AstraZeneca’s in Vivo CAR-T Led to Early Responses, but One Death in China Trial

AstraZeneca’s entry into cell therapy accelerated last year when it acquired an in‑vivo CAR‑T platform from a biotech partner. Unlike traditional ex‑vivo approaches that require extracting a patient’s T cells, engineering them in the body, the in‑vivo method promises faster manufacturing, lower costs, and broader accessibility. The technology targets B‑cell maturation antigen (BCMA) on malignant plasma cells, a proven vulnerability in multiple myeloma. By integrating the platform into its oncology portfolio, AstraZeneca seeks to compete with established CAR‑T players such as Novartis and Bristol‑Myers Squibb, while diversifying its revenue streams beyond small‑molecule drugs.

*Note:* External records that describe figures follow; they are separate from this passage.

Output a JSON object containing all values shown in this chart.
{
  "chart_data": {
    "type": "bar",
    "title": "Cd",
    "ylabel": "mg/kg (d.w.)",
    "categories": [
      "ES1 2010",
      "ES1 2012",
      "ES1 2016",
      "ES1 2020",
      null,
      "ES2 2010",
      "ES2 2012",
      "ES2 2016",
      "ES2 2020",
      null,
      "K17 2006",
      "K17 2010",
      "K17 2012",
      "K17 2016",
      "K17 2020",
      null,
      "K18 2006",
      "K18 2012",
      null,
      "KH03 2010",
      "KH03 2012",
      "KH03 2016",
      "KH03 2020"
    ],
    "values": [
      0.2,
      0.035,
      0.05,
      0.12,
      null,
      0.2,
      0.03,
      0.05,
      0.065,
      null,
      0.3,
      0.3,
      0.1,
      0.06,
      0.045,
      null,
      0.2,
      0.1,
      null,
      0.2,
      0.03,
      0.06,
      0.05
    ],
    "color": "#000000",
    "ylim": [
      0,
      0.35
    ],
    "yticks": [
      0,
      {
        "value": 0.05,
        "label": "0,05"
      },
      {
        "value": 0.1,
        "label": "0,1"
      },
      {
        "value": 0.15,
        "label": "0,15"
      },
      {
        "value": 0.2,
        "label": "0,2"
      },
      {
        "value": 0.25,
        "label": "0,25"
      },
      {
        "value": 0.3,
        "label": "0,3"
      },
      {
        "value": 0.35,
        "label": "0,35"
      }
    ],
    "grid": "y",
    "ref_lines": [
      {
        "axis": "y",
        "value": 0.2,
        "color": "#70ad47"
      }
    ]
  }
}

The first‑in‑human study, conducted at three sites in China, enrolled 30 patients with relapsed or refractory multiple myeloma. Early data released this week show an overall response rate of roughly 33%, including several partial remissions within two months of dosing. However, the trial also recorded a fatal event attributed to severe cytokine release syndrome, underscoring the safety challenges of systemic CAR‑T activation. Chinese regulators have welcomed the innovative approach but emphasized rigorous monitoring, while investors are weighing the promise of rapid‑manufacture against the risk of adverse outcomes.

Looking ahead, AstraZeneca plans to expand the program into a pivotal Phase III trial across Europe and the United States, targeting a 2028 market launch if efficacy and safety benchmarks are met. The company’s sizable cash reserves and partnership network could accelerate scale‑up, positioning the in‑vivo CAR‑T as a cost‑effective alternative to current autologous products priced above $400,000 per treatment in the U.S. Success would not only reshape the multiple myeloma landscape but also validate a broader shift toward in‑situ gene‑editing therapies across oncology.